Events in the Chinese market are of wider significance
The Chinese market is not a normal one. Even more than most markets, this is a casino in which each player hopes to find a “greater fool” on whom to offload overpriced chips before it is too late. Such a market is bound to be extremely volatile. But its vagaries should tell one little about the wider Chinese economy.
Nevertheless, events in the Chinese market are of wider significance in two related ways. One is that the Chinese authorities decided to stake substantial resources and even their political authority on their (unsurprisingly unsuccessful) effort to stop the bubble’s collapse. The other is that they must have been driven to do so by concern over the economy. If they are worried enough to bet on such a forlorn hope, the rest of us should worry, too.
Nor is this the only way in which the behaviour of the Chinese authorities gives reason for concern. The other was the decision to devalue the renminbi on August 11. In itself this, too, is an unimportant event, with a cumulative devaluation against the US dollar of just 2.8 per cent so far. But it has significant implications. The Chinese authorities want room to slash interest rates, as happened this Tuesday. Again, that underlines their concerns about the health of the economy. Another possible implication is that Beijing might seek a revival of export-led growth. I find this hard to believe, since the global consequences would be devastating. But it is reasonable at least to worry about this destabilising possibility. A last possible implication is that the Chinese authorities are preparing to tolerate capital flight. If so, the US would be hoist by its own petard. Washington has sought capital account liberalisation by China. It might then have to tolerate a destabilising short-term consequence: a weakening renminbi.
Recent events must be seen in the context of a deeper concern. The question is whether the Chinese authorities can and will secure a shift from an investment-led economy to a consumption-dominated one, while sustaining aggregate demand. If they can, the economy will also sustain growth of 6-7 per cent. If they cannot, economic and political instability threatens.
China’s economy has already slowed. The talk of a “new normal” recognises this reality. But Consensus Economics has brought together alternative growth forecasts. The mean of these new forecasts shows growth of only 5.3 per cent in the year to the fourth quarter of 2015 .

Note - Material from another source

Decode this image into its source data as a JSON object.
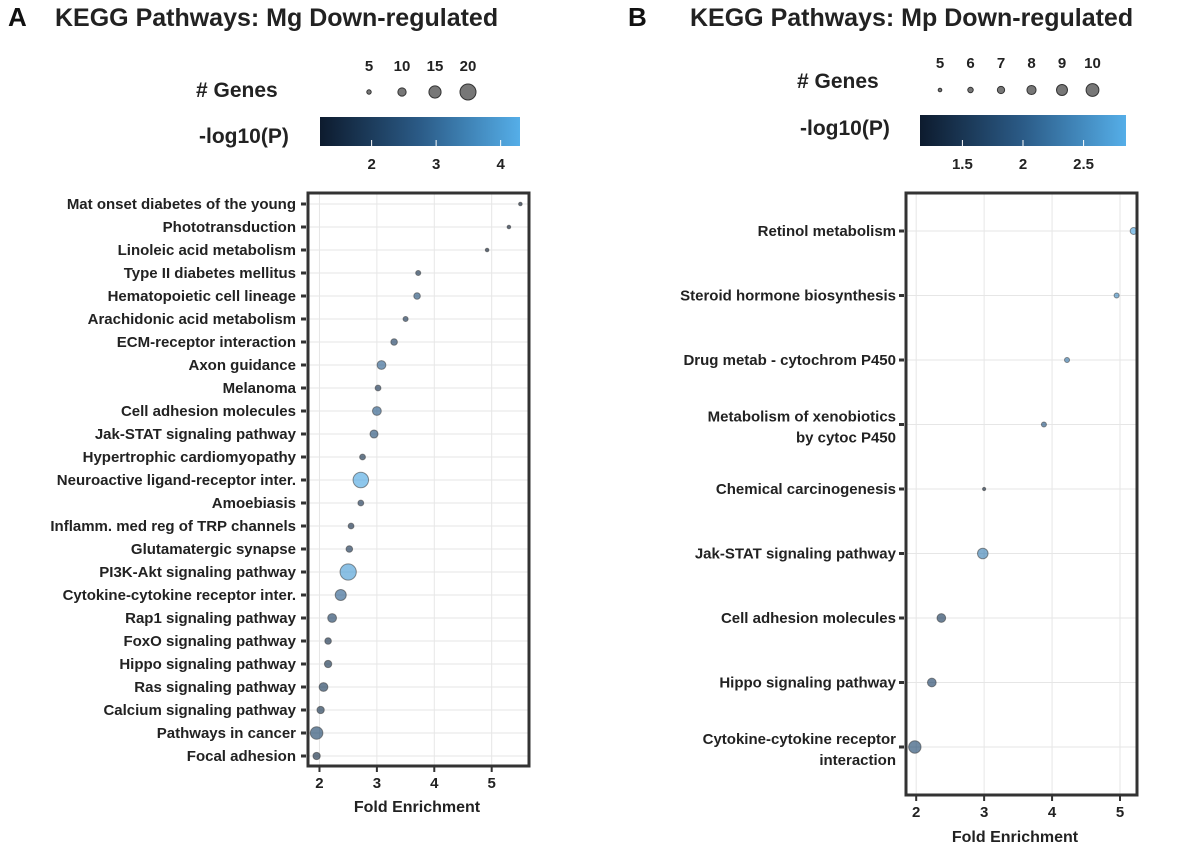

Suppose something like this were true. According to official figures, gross fixed investment was 44 per cent of gross domestic product in 2014. Figures for investment are more likely to be correct than those for GDP. But does it make economic sense for an economy to invest 44 per cent of GDP and yet grow at only 5 per cent? No. These data suggest ultra-low, if not, negative marginal returns. If so, investment could fall sharply. That might not lower potential growth, provided wasteful investment were cut first. But it would cause a collapse in demand. Everything the Chinese authorities have been doing suggests they are worried about just that.
This worry about deficient aggregate demand is not new. It has been a big concern ever since the west’s financial crisis, which devastated demand for China’s exports. This is why China then embarked on its own credit-fuelled investment boom. Remarkably (and worryingly), the share of investment in GDP rose just as the growth of potential output declined. That was not a sustainable combination in the longer term.
This now leaves the Chinese authorities with three huge economic headaches. The first is cleaning up the legacy of past financial excesses while avoiding a financial crisis. The second is reshaping the economy, so that it is more dependent on private and public consumption and less dependent on extraordinarily high levels of investment. The third is achieving all that while sustaining dynamic growth of aggregate demand.
Recent events matter because they suggest the Chinese authorities have not yet worked out a way of pulling this triple combination off. Worse, the expedients they have tried over the past seven years have made the predicament even worse. Maybe, Mr Market has grasped how difficult this is going to be and so how destabilising some of the options the Chinese might choose actually are. These include devaluation, ultra-low interest rates and even quantitative easing. If this is the case, the market turmoil might not be foolish. The global savings glut can get worse. That would affect everybody.